その時、突如、車のクラクションがけたたましく鳴った。
そしてライトが僕を照らす。強い明かりに僕と硬直した比嘉鉄夫が映し出された。それを見たのか、車から人が降りてくる。
恐らくこの異常ともいえる状況に驚いているに違いない。
僕は眩しいライトに向かって手をかざした。
背丈の低い男の影が近づいてくる。僕はこの状況をどう取り繕うべきか、頭脳を切り替えなければならなかった。
だが、それは不思議というべき声を聞いた時に、霧散した。
「いや、お見事です。こだま君」
ライトの強い光源で見えなかった男の姿が、その声で僕の網膜にありありと浮かび上がった。
短く切りそろえられた髪と鋭そうな眼差し。それでいてどこか人に嫌味を与えないような猿顔がジャケットから覗いている。
そう、僕目の前に立った人物こそ。
「松本…さん…?」
僕は少し驚きの声を上げたが、だが先程までの戦闘で張りつめた感情が一気に緩むのが分かった。
つまり、もうここは戦場ではなくなったのだ。
松本の登場は場面を切り替える演劇の緞帳のような役割だった。そして彼はのんびりと言った。

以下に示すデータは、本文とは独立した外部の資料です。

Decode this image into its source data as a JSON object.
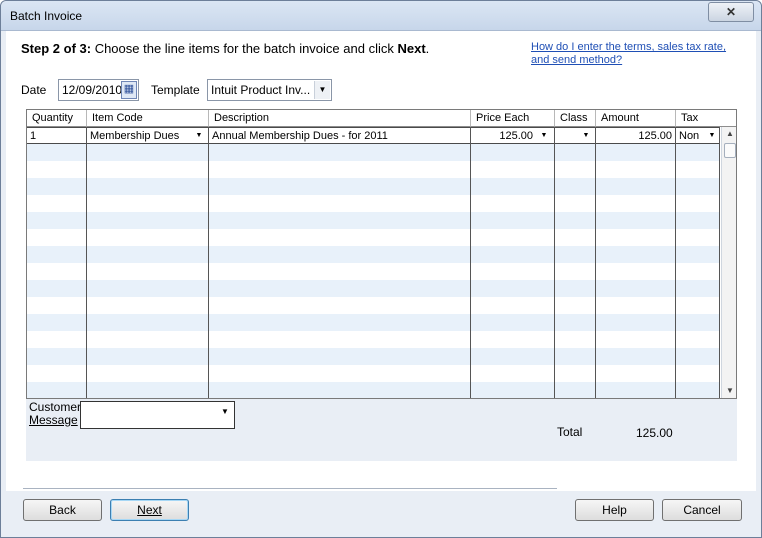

「さっきLINE貰った時、丁度新幹線の米原だったんですよ。そしてまさにジャストでここに着きましたね。やっぱりこの『魔術師の目(マジシャンズアイ)』は優秀ですね。こだま君の位置を正確に割り出せて、僕をここに連れてこさせたのですから」
その時、松本の手元から見えたスマホのアプリ『魔術師の目(マジシャンズアイ)』が起動して、僅かに僕を見て目が動き、ウィンクしたように見えた。